第172話 最果ての地へ

 その後サンはゼフと合流すると城の外に向かう。

 外には増蟲というてんとう虫に牙を持たせて馬程に大きくした蟲が客車に繋がれて待っていた。

 ゼフは客車に乗る前に出送ってくれたアリシアに向かって口を開く。

 

「アリシア、後のことは任せた。 もうじきエルフがやって来てお前の助けをしてくれるだろう」

「存じ上げております。 蟲国の内側の事は全てお任せください」

「ああ、頼んだぞ。 エルフ達はあらゆる知識を持っている。 お前のためにもなるだろう」

「ありがとうございます」

「それとフォルミルド」

「はい、なんでしょうか?」

「一応聞いておくが、お前を信じていいのだな?」

「はい、勿論でございます。 私達悪魔は契約した者を裏切ることはありません。 私の契約しているアリシアの従うものなら尚更です」

「…… そうか、ならば大丈夫だろう。 最後に蟲達による警備を倍増させる。 種族は最低でも遷移種を使っている。 もし、何かあればこいつらが対処して俺の耳にも入る手筈になっている。 くれぐれも注意しろ」

「お任せください、私の…… 国を守ってみます」


 アリシアがそう言ったのを確認すると、ゼフはサンと共に客車に乗り込む。

 そして、ゆっくりと進み始めた。

 目的地は最果ての地。

 そこにいる生物を全て殺せば、ゼフの考える世界の支配が完了する。

 だが、創造神と呼ばれるそいつは邪魔をしてくるだろう。

 現状では裏切りに最大限の警戒を…… 特にアリシアに裏切られた場合には国が機能しなくなってしまう。

 敵もそれは考えているだろう。

 だから、警備を増援してアリシアとフォルミルドを監視すると共に、裏切ればどうなるかと言う意味でそれを教えた。

 そして、最後の砦としてエルフを使ってアリシアの仕事を減らすと共に密告する役目を与えている。

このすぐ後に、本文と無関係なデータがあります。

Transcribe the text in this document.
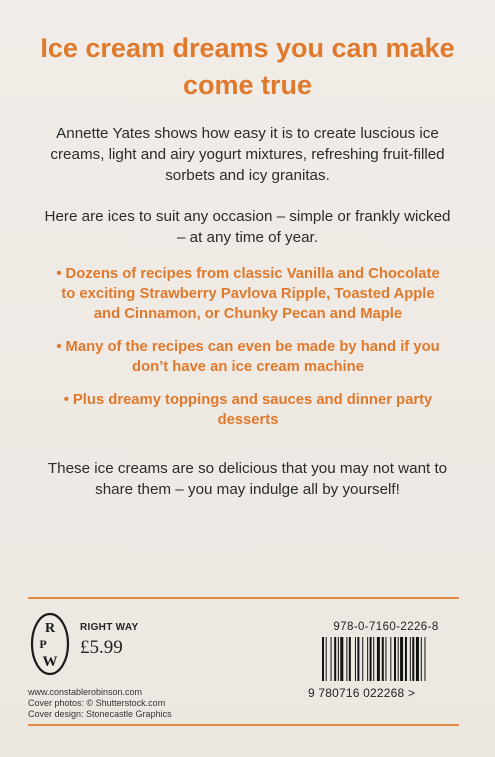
Ice cream dreams you can make come true
Annette Yates shows how easy it is to create luscious ice creams, light and airy yogurt mixtures, refreshing fruit-filled sorbets and icy granitas.
Here are ices to suit any occasion – simple or frankly wicked – at any time of year.
• Dozens of recipes from classic Vanilla and Chocolate to exciting Strawberry Pavlova Ripple, Toasted Apple and Cinnamon, or Chunky Pecan and Maple
• Many of the recipes can even be made by hand if you don’t have an ice cream machine
• Plus dreamy toppings and sauces and dinner party desserts
These ice creams are so delicious that you may not want to share them – you may indulge all by yourself!
R
P
W
RIGHT WAY
£5.99
978-0-7160-2226-8
9 780716 022268 >
www.constablerobinson.com
Cover photos: © Shutterstock.com
Cover design: Stonecastle Graphics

 流石にここまですれば裏切ることはないと思うが、念には念をだ。

 やがて時間が経ち、禁忌の森に到着する。

 ここまで二時間と言った所である。

 流石は増強魔法で速度を上げているだけはある。


「さて、後はこの森を抜ければ最果ての地だ。 ククク、絶対に後悔させてやる。 そして、お前を殺して世界を手に入れてやる」


 ゼフはそんな事を言いながら増蟲に命令すると、森の中に進み始める。

 同時にデス・レイに最高位の隠蔽と阻害魔法を使うように命令すると、サンを見ながら口を開く。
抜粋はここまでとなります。